Dans son très (trop) long livre, Claire a aussi des pages pour Valérie Solanas, celle qui a tenté de tuer Andy Warhol, pour Sylvia Plath, qui a fini par se suicider, ou encore pour Ana Mendieta, une plasticienne cubaine que son mari Carl Andre a probablement défenestré (1). Victimes. Après tout, ne s’agit-il pas de juger et donc de décider après avoir pesé les choses ? L’œuvre est-elle distincte de son auteur ou non ? Notons à ce propos que l’influence biographique ne concerne que la création récente. Cela ne concerne guère les auteurs anciens, sur lesquels nous ne connaissons souvent pas beaucoup d’informations intimes. Il n’y a pas d’énigmes sans connaissances. Et puis le temps finit encore par faire son œuvre… Loué et presque trop souvent exposé, le Caravage était ainsi un individu qu’on ne pouvait pas visiter. Désormais symptomatique, Claire Dededer ne parle jamais de l’Italien, décédé en 1610.

>

Mais quelles sont les conclusions de l’auteur ? Ils me semblaient tous des circonvolutions. Alors que Laure Adler, que l’on pourrait considérer comme l’équivalent européen de Claire, vient de déclarer dans un entretien à la presse (2) qu’elle désapprouve la possible disparition des films de Roman Polanski ou de Woody Allen, Claire tourne autour du pot. D’une part, il ne doit pas nécessairement y avoir une « relation vertueuse » dans la relation avec les autres. D’un autre côté, le consommateur de culture peut introduire une morale légitime dont le système capitaliste reste dépourvu. Suivent quelques paragraphes où la femme patauge un peu dans sa lecture de Guy Debord. Après tout, elle est une universitaire. Malheureusement, tout mène à une impasse. “Il n’y a pas de bonne réponse.” “Il n’y a pas d’autorité supérieure et il ne devrait pas y en avoir.” Le grand risque est « l’hypocrisie ». J’ajouterais personnellement parfois (mais pas ici) une bêtise satisfaite. Mais l’écrivain ici est Claire Dederer.
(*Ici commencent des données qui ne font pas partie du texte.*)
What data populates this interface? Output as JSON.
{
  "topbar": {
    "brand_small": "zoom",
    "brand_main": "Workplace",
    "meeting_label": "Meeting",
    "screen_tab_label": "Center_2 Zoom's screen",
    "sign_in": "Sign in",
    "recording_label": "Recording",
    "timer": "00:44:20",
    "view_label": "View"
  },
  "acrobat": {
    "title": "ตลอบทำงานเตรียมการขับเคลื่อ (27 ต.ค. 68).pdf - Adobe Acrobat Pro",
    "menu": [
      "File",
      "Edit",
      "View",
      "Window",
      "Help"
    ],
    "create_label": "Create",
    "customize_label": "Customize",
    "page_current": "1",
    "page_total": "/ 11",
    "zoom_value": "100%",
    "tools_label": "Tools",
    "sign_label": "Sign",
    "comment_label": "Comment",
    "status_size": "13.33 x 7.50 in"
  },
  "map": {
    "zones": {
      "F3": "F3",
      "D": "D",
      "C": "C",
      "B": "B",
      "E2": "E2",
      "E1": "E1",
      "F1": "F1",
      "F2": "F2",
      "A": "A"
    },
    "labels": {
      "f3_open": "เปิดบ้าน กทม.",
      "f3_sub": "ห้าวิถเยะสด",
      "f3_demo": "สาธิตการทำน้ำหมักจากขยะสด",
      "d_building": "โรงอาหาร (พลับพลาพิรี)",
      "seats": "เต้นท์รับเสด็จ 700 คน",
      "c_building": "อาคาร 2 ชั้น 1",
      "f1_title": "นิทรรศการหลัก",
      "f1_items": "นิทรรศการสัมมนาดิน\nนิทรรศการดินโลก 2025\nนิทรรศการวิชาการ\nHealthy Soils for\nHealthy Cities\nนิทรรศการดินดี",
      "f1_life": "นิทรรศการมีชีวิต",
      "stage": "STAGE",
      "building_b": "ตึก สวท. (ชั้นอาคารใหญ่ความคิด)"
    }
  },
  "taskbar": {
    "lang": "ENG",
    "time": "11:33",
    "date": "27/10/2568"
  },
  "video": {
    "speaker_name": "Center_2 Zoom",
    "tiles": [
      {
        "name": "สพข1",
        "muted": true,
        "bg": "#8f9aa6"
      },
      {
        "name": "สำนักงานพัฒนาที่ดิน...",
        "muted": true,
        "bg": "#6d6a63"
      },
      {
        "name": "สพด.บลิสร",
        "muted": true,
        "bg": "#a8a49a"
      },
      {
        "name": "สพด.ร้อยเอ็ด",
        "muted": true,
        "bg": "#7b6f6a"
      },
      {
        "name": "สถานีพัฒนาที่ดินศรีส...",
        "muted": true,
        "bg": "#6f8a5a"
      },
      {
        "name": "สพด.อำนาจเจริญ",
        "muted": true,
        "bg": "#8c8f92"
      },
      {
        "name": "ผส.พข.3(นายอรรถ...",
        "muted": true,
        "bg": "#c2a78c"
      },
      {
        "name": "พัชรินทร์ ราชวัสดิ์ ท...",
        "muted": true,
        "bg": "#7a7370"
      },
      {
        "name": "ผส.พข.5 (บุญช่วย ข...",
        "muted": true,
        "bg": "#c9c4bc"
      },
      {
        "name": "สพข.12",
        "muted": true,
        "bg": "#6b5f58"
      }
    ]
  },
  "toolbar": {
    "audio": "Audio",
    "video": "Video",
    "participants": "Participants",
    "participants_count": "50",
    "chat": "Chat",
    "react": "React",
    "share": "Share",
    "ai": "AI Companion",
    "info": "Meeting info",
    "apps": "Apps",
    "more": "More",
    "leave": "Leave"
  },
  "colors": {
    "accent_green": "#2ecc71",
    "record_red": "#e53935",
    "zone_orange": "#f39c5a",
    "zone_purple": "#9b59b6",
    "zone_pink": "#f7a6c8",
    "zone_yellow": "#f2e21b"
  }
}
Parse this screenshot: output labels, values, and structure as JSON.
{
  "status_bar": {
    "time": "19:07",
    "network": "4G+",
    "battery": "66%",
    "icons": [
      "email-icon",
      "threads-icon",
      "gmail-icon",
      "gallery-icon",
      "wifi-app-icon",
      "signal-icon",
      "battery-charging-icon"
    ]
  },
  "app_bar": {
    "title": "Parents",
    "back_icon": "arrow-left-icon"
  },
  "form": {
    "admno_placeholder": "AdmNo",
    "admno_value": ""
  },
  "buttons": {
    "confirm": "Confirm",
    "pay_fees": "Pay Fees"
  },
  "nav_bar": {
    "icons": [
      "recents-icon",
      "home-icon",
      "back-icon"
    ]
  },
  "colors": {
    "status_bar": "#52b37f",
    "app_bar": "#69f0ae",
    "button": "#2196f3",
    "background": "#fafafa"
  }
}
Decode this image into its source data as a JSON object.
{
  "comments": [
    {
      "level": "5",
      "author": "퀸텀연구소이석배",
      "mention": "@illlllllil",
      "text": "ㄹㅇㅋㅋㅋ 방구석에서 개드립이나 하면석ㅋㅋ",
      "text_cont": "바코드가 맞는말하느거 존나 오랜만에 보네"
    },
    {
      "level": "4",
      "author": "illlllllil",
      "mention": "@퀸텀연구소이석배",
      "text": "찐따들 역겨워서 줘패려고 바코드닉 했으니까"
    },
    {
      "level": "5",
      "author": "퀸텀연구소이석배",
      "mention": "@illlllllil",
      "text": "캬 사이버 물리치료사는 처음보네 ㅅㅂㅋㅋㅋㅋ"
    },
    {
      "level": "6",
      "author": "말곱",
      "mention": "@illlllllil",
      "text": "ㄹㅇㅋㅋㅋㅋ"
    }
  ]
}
(1) Je vous ai parlé cet été de la rétrospective Ana Mendieta au Musée des Beaux- de La Chaux-de-Fonds. Une réussite.

(2) J’ai lu cela fin novembre dans “T”, le supplément semi-publicitaire de “Temps”.

Pratique

« Les monstres » de Claire Dederer, traduit par Carine Chichereau, Editions Grasset, 346 pages.

Bulletin

« La semaine d’Etienne Dumont »

Chaque vendredi, retrouvez l’actualité culturelle croquée par le célèbre journaliste.

Autres bulletins d’information

Se connecter

Né en 1948, Etienne Dumont étudié à Genève qui lui furent de peu d’utilité. Latin, grec, droit. Avocat raté, il se tourne vers le journalisme. Le plus souvent dans les sections culturelles, il travaille de mars 1974 à mai 2013 à la Tribune de Genève, commençant par parler de cinéma. Viennent ensuite les beaux-arts et les livres. A part ça, comme vous pouvez le constater, rien à signaler.Plus d’informations

Avez-vous trouvé une erreur ? Merci de nous le signaler.